Supermarket firms Sainsbury’s and Asda have admitted that they were part of a dairy price-fixing group that earned about £270m ($550m) extra from shoppers.
The supermarkets, along with a number of dairy firms, have agreed to pay fines totalling some £116m ($240m) after an Office of Fair Trading (OFT) probe.
Cases against Tesco and Morrisons will continue after no deal was struck.
The OFT said that in-store prices went up after the collusion, but the amount received by farmers did not increase.
However, the firms insist that the farm gate price paid for milk did rise and that they were not ripping off customers.
The OFT said the collusion saw customers being charged 3 pence extra for a pint of milk, 15p extra per quarter-pound of butter and 15p per half-pound of cheese, the watchdog said.
In September, the OFT provisionally found evidence of collusion by 10 firms to set prices during 2002 and 2003.
Now Sainsbury’s and Asda have admitted price-fixing of milk and cheese, as has Safeway – before it was bought by Morrisons.
Safeway has also admitted colluding on the price of butter.
Dairy processors Dairy Crest, the Cheese Company and Wiseman also reached agreement with the watchdog.
Having admitted liability in principle, they now face smaller fines as a result, the OFT has said.
Another dairy firm, Arla, has been given immunity from fines if it continues to co-operate with the investigation.
But Tesco, Morrisons and the dairy firm Lactalis McLelland are challenging the OFT findings.
Sainsbury’s, which has agreed to pay a £26m fine, said its price initiatives in 2002 and 2003 “were designed to help British dairy farmers at a time of considerable economic pressure and public debate about whether farmers were getting a fair price for their products”.
“We shared what we intended to do in a very public way as far as retail prices were concerned with our suppliers.
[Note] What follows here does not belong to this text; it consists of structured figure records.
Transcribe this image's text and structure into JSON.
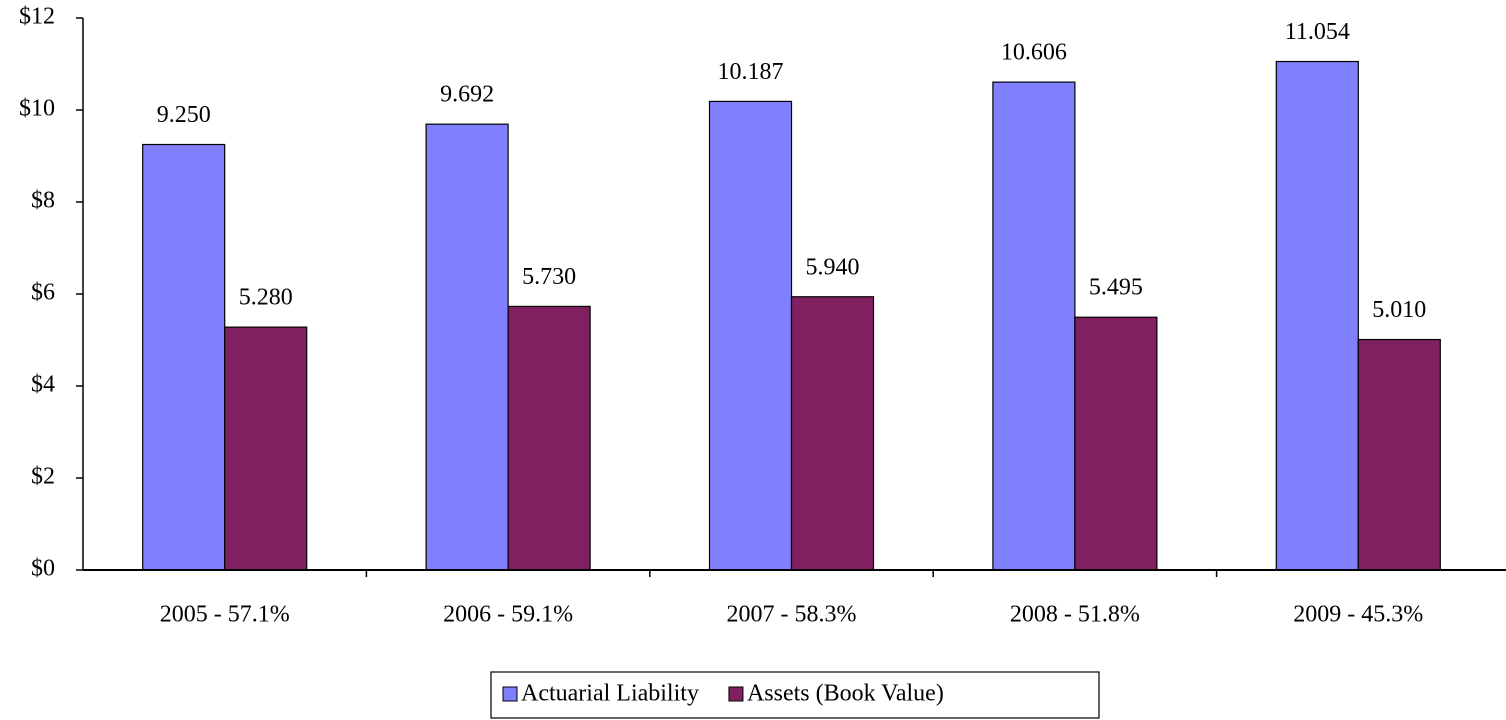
{
  "chart_data": {
    "type": "bar",
    "categories": [
      "2005 - 57.1%",
      "2006 - 59.1%",
      "2007 - 58.3%",
      "2008 - 51.8%",
      "2009 - 45.3%"
    ],
    "series": [
      {
        "name": "Actuarial Liability",
        "color": "#8080ff",
        "values": [
          9.25,
          9.692,
          10.187,
          10.606,
          11.054
        ],
        "value_labels": [
          "9.250",
          "9.692",
          "10.187",
          "10.606",
          "11.054"
        ]
      },
      {
        "name": "Assets (Book Value)",
        "color": "#802060",
        "values": [
          5.28,
          5.73,
          5.94,
          5.495,
          5.01
        ],
        "value_labels": [
          "5.280",
          "5.730",
          "5.940",
          "5.495",
          "5.010"
        ]
      }
    ],
    "ylim": [
      0,
      12
    ],
    "yticks": [
      {
        "value": 0,
        "label": "$0"
      },
      {
        "value": 2,
        "label": "$2"
      },
      {
        "value": 4,
        "label": "$4"
      },
      {
        "value": 6,
        "label": "$6"
      },
      {
        "value": 8,
        "label": "$8"
      },
      {
        "value": 10,
        "label": "$10"
      },
      {
        "value": 12,
        "label": "$12"
      }
    ],
    "legend": "bottom"
  }
}
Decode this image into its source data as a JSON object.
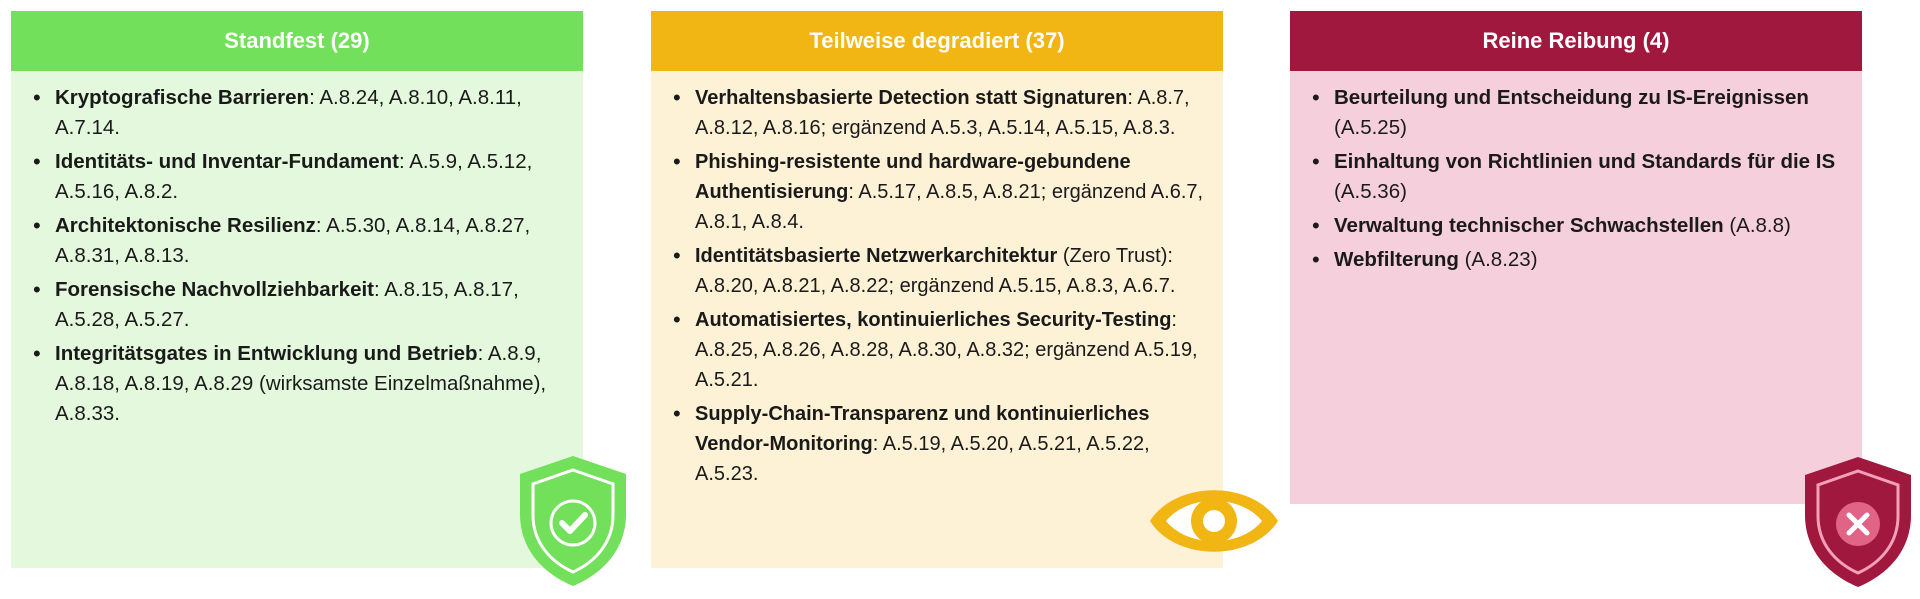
{
  "columns": [
    {
      "title": "Standfest (29)",
      "color": "#72e05a",
      "bg": "#e4f8dd",
      "icon": "shield-check-icon",
      "items": [
        {
          "term": "Kryptografische Barrieren",
          "refs": ": A.8.24, A.8.10, A.8.11, A.7.14."
        },
        {
          "term": "Identitäts- und Inventar-Fundament",
          "refs": ": A.5.9, A.5.12, A.5.16, A.8.2."
        },
        {
          "term": "Architektonische Resilienz",
          "refs": ": A.5.30, A.8.14, A.8.27, A.8.31, A.8.13."
        },
        {
          "term": "Forensische Nachvollziehbarkeit",
          "refs": ": A.8.15, A.8.17, A.5.28, A.5.27."
        },
        {
          "term": "Integritätsgates in Entwicklung und Betrieb",
          "refs": ": A.8.9, A.8.18, A.8.19, A.8.29 (wirksamste Einzelmaßnahme), A.8.33."
        }
      ]
    },
    {
      "title": "Teilweise degradiert (37)",
      "color": "#f1b514",
      "bg": "#fdf1d6",
      "icon": "eye-icon",
      "items": [
        {
          "term": "Verhaltensbasierte Detection statt Signaturen",
          "refs": ": A.8.7, A.8.12, A.8.16; ergänzend A.5.3, A.5.14, A.5.15, A.8.3."
        },
        {
          "term": "Phishing-resistente und hardware-gebundene Authentisierung",
          "refs": ": A.5.17, A.8.5, A.8.21; ergänzend A.6.7, A.8.1, A.8.4."
        },
        {
          "term": "Identitätsbasierte Netzwerkarchitektur",
          "refs": " (Zero Trust): A.8.20, A.8.21, A.8.22; ergänzend A.5.15, A.8.3, A.6.7."
        },
        {
          "term": "Automatisiertes, kontinuierliches Security-Testing",
          "refs": ": A.8.25, A.8.26, A.8.28, A.8.30, A.8.32; ergänzend A.5.19, A.5.21."
        },
        {
          "term": "Supply-Chain-Transparenz und kontinuierliches Vendor-Monitoring",
          "refs": ": A.5.19, A.5.20, A.5.21, A.5.22, A.5.23."
        }
      ]
    },
    {
      "title": "Reine Reibung (4)",
      "color": "#a1183f",
      "bg": "#f6cfdc",
      "icon": "shield-x-icon",
      "items": [
        {
          "term": "Beurteilung und Entscheidung zu IS-Ereignissen",
          "refs": " (A.5.25)"
        },
        {
          "term": "Einhaltung von Richtlinien und Standards für die IS",
          "refs": " (A.5.36)"
        },
        {
          "term": "Verwaltung technischer Schwachstellen",
          "refs": " (A.8.8)"
        },
        {
          "term": "Webfilterung",
          "refs": " (A.8.23)"
        }
      ]
    }
  ]
}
They shared that with some of our competitors, and it’s that that broke the rules,” chief executive Justin King told the BBC.
“There is no suggestion that what took place was an attempt to make more profit. In fact what actually happened was that higher prices were paid to farmers.”
An Asda spokesman said there were “regrets” at the firm, but that its intention “was to provide more money for dairy farmers, who were under severe financial pressure at the time”.
Meanwhile, Tesco said it was “vigourously” defending its position, which it said was different from its rivals.
“As we have always said, we acted independently and we did not collude with anyone,” said executive director Lucy Neville-Rolfe.
Dairy Crest, which will pay £9.4m, said that the pricing policy occurred in the aftermath of the foot-and-mouth outbreak.
“The implementation of these initiatives was very well publicised at the time and received widespread support including strong political backing,” it said.
Wiseman Dairies, which faces a £6.1m bill, said that “every penny of additional revenues paid to Wiseman was passed directly to our suppliers”.
“Whilst we are disappointed with the outcome of the investigation, this agreement removes a long shadow hanging over the company,” chairman Alan Wiseman said.
The National Farmers’ Union (NFU) did not want to comment on the OFT announcement.
“This was a period of time that was extremely difficult for dairy farmers when prices were very low for a sustained period and there was great pressure on dairy companies and retailers for a farm gate price increase,” an NFU spokesman said.
“We are pleased to say that the price for milk is now significantly higher, largely due to changes in the global market.”